Another story, “Wicked King Caused to Repent,” illustrates the proverb “good action results in good, and bad action results in bad.” A king did not feed the poor during his lifetime, so that after his death he was given blood and pus to eat, whereas his soldiers had delicious food. To change this situation the king, on the advice of Hatim Tai (a saint), ordered half of his property to be used for feeding the poor. Thereafter the king had good food.

“King Discovered Thieves” is a clever story about a search for the wisest person. After the king’s minister declared that thieves were the wisest and most intelligent of persons, the king had to see for himself. Disguising himself, he joined a band of thieves.

“Precepts Bought Prove Correct” is a tale about a merchant’s son who purchased a letter by means of which he could tell the future. The queen tested him three times, but the information contained in the letter preserved the youth from danger.

“Four Skilful Brothers” is a story about the journeys of an iron-smith and a goldsmith. “The Clever Peasant Girl” is a nice tale about a girl who won the king by means of her wit and thereby saved her father’s life. “The Swallowing Monster” is a long narrative featuring two tales of royal families, full of fantasy and based upon samudrika viday (knowledge of the future).

“The Rich Sister and the Poor Sister” tells how the rich sister became poor and the poor sister became rich. God changed their fortunes to accord with their temperaments. Another story, “Father Tricks his Avaricious Son,” is about the distribution of property between two sons. One son wanted to take all the property, and the other did not, but in the end the father gave them nothing at all inasmuch as the sons were more interested in their father’s income than in repaying their debt.
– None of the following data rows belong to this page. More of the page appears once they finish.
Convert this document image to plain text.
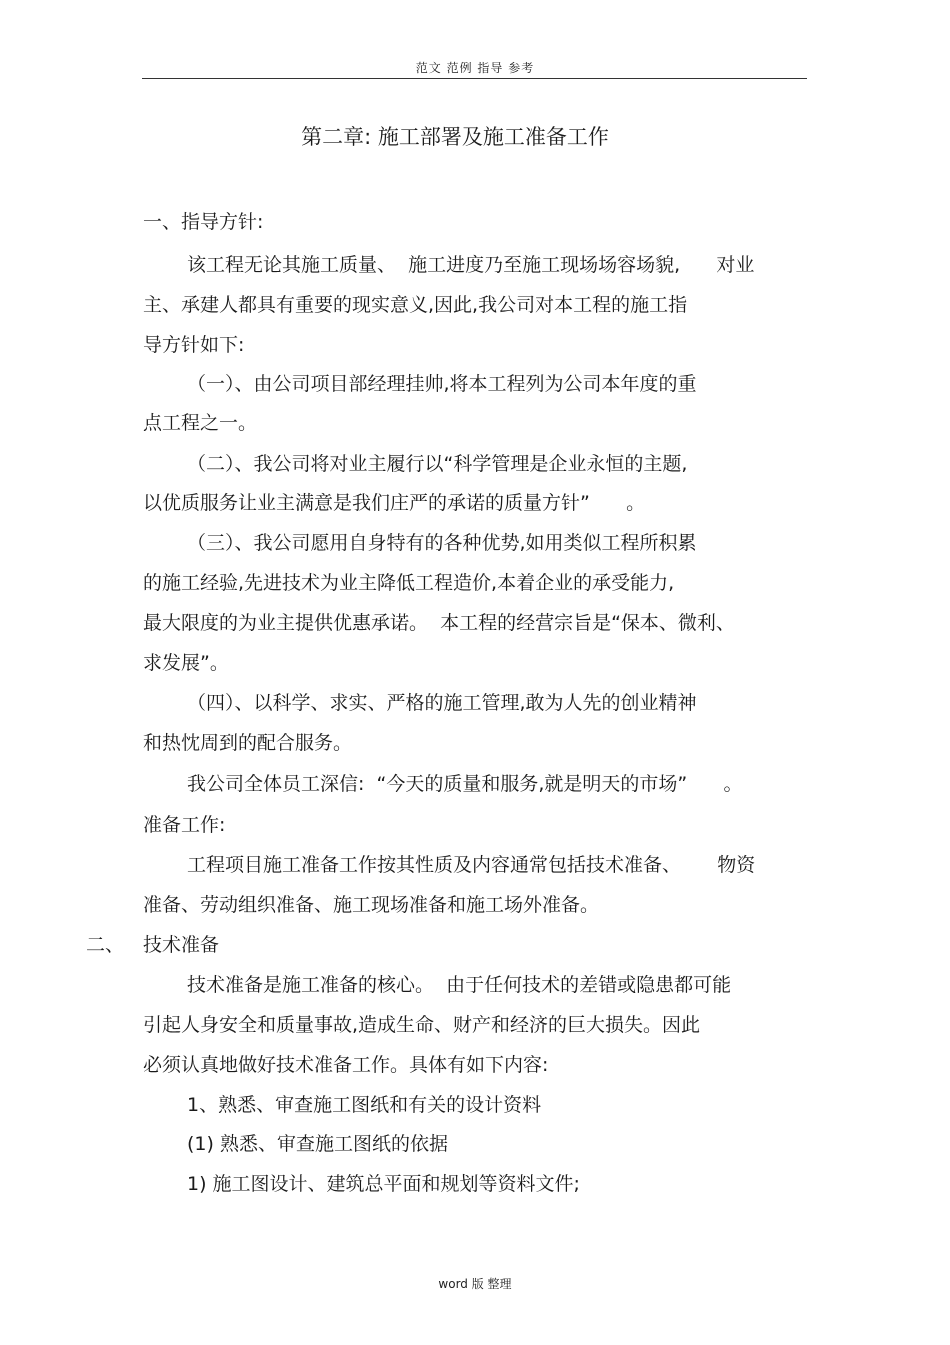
范文 范例 指导 参考
第二章: 施工部署及施工准备工作
一、指导方针:
该工程无论其施工质量、  施工进度乃至施工现场场容场貌,      对业
主、承建人都具有重要的现实意义,因此,我公司对本工程的施工指
导方针如下:
（一）、由公司项目部经理挂帅,将本工程列为公司本年度的重
点工程之一。
（二）、我公司将对业主履行以“科学管理是企业永恒的主题,
以优质服务让业主满意是我们庄严的承诺的质量方针”      。
（三）、我公司愿用自身特有的各种优势,如用类似工程所积累
的施工经验,先进技术为业主降低工程造价,本着企业的承受能力,
最大限度的为业主提供优惠承诺。  本工程的经营宗旨是“保本、微利、
求发展”。
（四）、以科学、求实、严格的施工管理,敢为人先的创业精神
和热忱周到的配合服务。
我公司全体员工深信:  “今天的质量和服务,就是明天的市场”      。
准备工作:
工程项目施工准备工作按其性质及内容通常包括技术准备、      物资
准备、劳动组织准备、施工现场准备和施工场外准备。
二、 技术准备
技术准备是施工准备的核心。  由于任何技术的差错或隐患都可能
引起人身安全和质量事故,造成生命、财产和经济的巨大损失。因此
必须认真地做好技术准备工作。具体有如下内容:
1、熟悉、审查施工图纸和有关的设计资料
(1) 熟悉、审查施工图纸的依据
1) 施工图设计、建筑总平面和规划等资料文件;
word 版 整理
“Hospitality Rewarded” tells about the attempt of a poor Brahmin and his wife to appease a god who was disguised as a sadhu (saint), by selling the wife’s hair. The poor couple got ample land and property in turn. “Syar’s Attempt to Kill Human” is a story about a lion that tried to eat a grandfather and grandson, but failed.

The tale “Outcast Girls” is about a girl who was tortured by her stepmother. The girl was reared by a snake, who actually was a boy with a snake-skin. Burning the snake-skin, she discovered that the young boy was none other than the king himself. “The Old Woman” is a chain tale with animate and inanimate characters as protagonists.

The present compilation attempts to build a bridge between written and spoken tales by presenting the content of the tales in a natural narrative form. The tales explored here by Dawood Auleear and Lee Haring will certainly cause readers in India and elsewhere to reflect on how, centuries after a people’s migration and resettlement, their culture and language can survive in the service of group solidarity and ethnic identity.